Frank Magerman

Personal information
- Full name: Frank Magerman
- Date of birth: 9 November 1977 (age 48)
- Place of birth: Dendermonde, Belgium
- Position: Defensive midfielder

Team information
- Current team: K Beerschot VA (assistant)

Senior career*
- Years: Team / Apps / (Gls)
- 1995–1998: Beveren / 4 / (0)
- 1998–1999: KSV Waregem / 16 / (2)
- 1999–2003: KV Oostende / 92 / (9)
- 2001–2002: → Geel (loan) / 19 / (1)
- 2003–2005: Eendracht Aalst / 58 / (4)
- 2005–2007: RS Waasland / 37 / (3)
- 2007–2011: Rupel Boom / 116 / (5)
- 2011–2012: Standaard Wetteren / 10 / (0)
- 2012–2013: Berchem Sport
- 2013–2014: KFCO Beerschot

Managerial career
- 2014–2017: KFCO Beerschot II
- 2017: KFC Duffel
- 2018–2019: Hamme
- 2019–2020: Berchem Sport
- 2020–2021: K Beerschot VA (youth)
- 2021–: K Beerschot VA (assistant)

= Frank Magerman =

Belgian footballer

Frank Magerman (born 9 November 1977 in Dendermonde) is a retired Belgian football midfielder and current assistant manager of K Beerschot VA.

==Career==
Frank made his debut in Belgian football with then First Division team SK Beveren. After relegation in 1996 and promotion in 1997, he moved to now defunct K.S.V. Waregem in Belgian Second Division in 1998. After only one year he moved on to Belgian Second Division club K.V. Oostende.

After a loan spell with Verbroedering Geel in 2001 he joined Eendracht Aalst. After a two-year spell with RS Waasland he moved to then Fourth Division club K Rupel Boom FC.

After the season 2009–2010, Frank won The Golden Shoe, a price awarded to the best player of the season, chosen by the supports.

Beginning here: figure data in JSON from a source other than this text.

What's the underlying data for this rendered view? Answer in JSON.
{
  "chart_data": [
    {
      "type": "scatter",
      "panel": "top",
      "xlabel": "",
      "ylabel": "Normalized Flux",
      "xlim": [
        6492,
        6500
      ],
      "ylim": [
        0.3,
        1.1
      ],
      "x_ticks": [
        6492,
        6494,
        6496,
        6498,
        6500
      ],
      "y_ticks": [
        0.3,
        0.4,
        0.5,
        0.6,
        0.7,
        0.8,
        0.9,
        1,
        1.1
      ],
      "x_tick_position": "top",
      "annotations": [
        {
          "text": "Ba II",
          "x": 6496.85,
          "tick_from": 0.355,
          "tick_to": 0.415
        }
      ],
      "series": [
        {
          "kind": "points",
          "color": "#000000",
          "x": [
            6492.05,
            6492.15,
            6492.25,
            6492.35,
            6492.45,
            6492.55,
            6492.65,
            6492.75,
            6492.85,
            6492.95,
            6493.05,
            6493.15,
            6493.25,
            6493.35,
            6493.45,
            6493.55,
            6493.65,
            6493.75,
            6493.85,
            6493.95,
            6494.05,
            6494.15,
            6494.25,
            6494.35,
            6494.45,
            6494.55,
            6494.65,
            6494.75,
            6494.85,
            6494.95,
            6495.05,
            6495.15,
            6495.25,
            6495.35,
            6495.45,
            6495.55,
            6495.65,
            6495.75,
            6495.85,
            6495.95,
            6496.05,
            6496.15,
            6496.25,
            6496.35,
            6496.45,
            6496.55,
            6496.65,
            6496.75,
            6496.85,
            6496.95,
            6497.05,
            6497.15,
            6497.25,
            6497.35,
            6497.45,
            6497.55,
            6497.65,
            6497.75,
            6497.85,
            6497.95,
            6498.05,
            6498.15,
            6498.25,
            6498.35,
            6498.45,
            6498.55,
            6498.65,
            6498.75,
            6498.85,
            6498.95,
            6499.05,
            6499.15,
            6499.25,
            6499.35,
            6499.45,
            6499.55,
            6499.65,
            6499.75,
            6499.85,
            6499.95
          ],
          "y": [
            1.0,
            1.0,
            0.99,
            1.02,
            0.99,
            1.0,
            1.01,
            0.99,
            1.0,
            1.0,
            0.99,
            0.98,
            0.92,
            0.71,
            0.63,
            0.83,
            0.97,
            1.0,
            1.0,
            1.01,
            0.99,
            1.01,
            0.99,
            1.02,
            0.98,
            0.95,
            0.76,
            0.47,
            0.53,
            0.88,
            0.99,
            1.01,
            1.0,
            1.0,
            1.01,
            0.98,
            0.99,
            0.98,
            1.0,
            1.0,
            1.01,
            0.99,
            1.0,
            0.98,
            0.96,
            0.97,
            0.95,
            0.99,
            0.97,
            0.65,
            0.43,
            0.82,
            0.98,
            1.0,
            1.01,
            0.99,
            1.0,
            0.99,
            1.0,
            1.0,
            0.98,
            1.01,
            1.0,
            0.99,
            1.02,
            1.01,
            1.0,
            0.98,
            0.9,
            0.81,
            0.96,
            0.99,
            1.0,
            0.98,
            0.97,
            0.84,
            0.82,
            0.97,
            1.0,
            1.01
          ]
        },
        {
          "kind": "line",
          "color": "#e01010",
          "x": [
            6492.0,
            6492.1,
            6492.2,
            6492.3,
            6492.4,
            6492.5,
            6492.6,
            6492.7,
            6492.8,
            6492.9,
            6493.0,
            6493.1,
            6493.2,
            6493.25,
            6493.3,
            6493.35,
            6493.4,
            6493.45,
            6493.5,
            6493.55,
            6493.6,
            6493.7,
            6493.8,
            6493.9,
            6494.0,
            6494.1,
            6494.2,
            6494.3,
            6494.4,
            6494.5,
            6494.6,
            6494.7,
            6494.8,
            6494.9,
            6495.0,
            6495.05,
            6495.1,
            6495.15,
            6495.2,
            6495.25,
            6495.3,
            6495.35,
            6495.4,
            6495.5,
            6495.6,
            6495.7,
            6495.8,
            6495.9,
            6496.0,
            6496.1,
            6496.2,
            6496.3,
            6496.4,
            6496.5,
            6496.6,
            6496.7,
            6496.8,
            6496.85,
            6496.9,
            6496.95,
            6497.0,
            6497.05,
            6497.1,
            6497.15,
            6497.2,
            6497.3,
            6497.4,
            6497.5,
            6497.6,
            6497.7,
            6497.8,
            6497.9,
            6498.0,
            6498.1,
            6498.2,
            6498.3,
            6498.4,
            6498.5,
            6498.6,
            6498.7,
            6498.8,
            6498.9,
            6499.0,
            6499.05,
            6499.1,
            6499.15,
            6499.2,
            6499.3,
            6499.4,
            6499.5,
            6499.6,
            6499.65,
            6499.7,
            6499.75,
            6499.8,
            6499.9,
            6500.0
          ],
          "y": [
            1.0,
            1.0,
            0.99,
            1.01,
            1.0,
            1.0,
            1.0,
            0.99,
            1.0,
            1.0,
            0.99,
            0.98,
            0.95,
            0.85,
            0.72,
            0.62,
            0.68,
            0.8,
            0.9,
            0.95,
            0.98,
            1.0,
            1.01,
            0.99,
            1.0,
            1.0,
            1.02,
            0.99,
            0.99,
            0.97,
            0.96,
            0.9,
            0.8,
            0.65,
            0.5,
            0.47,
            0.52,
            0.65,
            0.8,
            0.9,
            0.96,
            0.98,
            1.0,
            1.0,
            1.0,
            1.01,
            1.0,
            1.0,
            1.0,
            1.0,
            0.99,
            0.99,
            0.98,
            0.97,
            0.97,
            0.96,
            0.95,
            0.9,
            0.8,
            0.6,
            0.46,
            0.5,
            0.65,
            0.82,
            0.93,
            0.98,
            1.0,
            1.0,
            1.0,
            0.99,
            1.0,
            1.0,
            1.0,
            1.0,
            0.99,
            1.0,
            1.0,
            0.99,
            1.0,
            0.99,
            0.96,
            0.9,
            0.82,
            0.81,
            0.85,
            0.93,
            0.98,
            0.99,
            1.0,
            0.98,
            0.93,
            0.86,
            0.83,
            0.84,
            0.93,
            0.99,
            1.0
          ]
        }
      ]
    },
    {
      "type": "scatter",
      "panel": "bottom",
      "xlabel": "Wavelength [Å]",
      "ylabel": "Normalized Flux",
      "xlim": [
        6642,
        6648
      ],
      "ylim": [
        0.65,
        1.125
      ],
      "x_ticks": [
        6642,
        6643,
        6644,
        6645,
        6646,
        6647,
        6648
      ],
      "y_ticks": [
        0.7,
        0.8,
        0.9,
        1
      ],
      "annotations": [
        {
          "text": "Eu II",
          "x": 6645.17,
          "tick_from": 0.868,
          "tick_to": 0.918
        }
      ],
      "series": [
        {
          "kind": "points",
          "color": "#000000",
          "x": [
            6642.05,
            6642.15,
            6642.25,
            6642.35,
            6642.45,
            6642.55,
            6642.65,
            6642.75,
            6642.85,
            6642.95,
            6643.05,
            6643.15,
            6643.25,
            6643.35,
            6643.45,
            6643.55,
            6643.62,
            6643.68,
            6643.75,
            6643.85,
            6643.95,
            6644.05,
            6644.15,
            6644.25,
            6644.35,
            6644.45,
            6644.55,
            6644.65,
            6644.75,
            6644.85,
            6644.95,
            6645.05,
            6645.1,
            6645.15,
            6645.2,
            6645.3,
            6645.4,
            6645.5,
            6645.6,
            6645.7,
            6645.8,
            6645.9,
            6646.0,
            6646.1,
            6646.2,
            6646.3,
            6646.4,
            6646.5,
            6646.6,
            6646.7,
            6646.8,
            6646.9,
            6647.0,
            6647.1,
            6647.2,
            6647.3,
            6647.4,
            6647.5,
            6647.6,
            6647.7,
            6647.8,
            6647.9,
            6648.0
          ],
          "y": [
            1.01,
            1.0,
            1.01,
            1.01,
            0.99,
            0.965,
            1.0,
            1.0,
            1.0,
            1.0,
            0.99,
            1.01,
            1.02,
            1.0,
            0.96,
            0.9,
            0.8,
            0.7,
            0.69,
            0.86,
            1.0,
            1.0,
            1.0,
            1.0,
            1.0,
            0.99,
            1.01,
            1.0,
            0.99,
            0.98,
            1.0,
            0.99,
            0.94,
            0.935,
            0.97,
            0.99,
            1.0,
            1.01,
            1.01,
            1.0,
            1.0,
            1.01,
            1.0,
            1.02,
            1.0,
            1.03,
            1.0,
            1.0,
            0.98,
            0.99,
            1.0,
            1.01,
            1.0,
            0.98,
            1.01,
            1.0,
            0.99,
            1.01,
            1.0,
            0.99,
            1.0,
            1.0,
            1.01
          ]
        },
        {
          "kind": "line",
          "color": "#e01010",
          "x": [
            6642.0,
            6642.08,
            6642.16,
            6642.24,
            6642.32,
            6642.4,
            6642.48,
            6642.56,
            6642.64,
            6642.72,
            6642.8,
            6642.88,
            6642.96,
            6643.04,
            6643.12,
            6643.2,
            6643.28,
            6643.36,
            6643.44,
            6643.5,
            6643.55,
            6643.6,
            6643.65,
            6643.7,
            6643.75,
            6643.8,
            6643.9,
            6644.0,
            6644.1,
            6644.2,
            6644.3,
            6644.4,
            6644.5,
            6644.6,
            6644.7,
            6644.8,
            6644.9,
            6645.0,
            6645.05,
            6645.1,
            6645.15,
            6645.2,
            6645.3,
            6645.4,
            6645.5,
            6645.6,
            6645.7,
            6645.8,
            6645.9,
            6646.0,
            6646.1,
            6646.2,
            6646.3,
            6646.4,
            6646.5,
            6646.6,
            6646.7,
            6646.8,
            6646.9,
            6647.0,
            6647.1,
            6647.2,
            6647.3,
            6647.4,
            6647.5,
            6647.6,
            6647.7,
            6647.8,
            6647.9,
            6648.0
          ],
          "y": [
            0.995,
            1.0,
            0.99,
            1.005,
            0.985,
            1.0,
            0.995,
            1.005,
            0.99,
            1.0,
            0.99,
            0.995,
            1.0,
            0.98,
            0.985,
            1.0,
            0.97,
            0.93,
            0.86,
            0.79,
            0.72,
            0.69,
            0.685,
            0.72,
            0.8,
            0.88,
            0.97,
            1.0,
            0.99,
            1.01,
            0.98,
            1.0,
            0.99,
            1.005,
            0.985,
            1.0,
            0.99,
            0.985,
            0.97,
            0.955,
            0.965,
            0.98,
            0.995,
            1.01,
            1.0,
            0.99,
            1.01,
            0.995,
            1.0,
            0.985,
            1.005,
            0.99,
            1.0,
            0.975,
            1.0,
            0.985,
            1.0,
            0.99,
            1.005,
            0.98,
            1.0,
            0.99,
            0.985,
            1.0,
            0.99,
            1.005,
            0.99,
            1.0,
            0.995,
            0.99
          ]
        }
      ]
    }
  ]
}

After the relegation back to Belgian Third Division, Frank signed a contract with Second Division side Standaard Wetteren. With this club he was also relegated to Third Division.

In June 2012, Magerman signed a two-year contract with newly promoted Third Division side Berchem Sport.

==Coaching career==
Magerman played his last season as an active footballer at KFCO Beerschot and retired at the end of the 2013/14. He then became the manager of the club's reserve team. On 20 April 2017 the club announced, that Magerman after three seasons as manager, would leave the club at the end of the season and became the manager of KFC Duffel. On 23 December 2017 KFC Duffel announced, that Magerman had decided to resign because he didn't feel that he and the club was on the same wavelength.

In June 2018, he was appointed as manager of K.F.C. Vigor Wuitens Hamme. He was fired on 17 April 2019.

On 20 March 2019 Magerman returned to his former club, Berchem Sport, as the club's new manager. On 23 March 2020 it was confirmed that Magerman was done with the club after the season.

In April 2020, it was confirmed that Magerman returned to his former club, K Beerschot VA, in a coaching position at the club's academy. On 21 September 2021 Magerman was promoted to the first team staff as assistant coach to the club's new manager, Javier Torrente.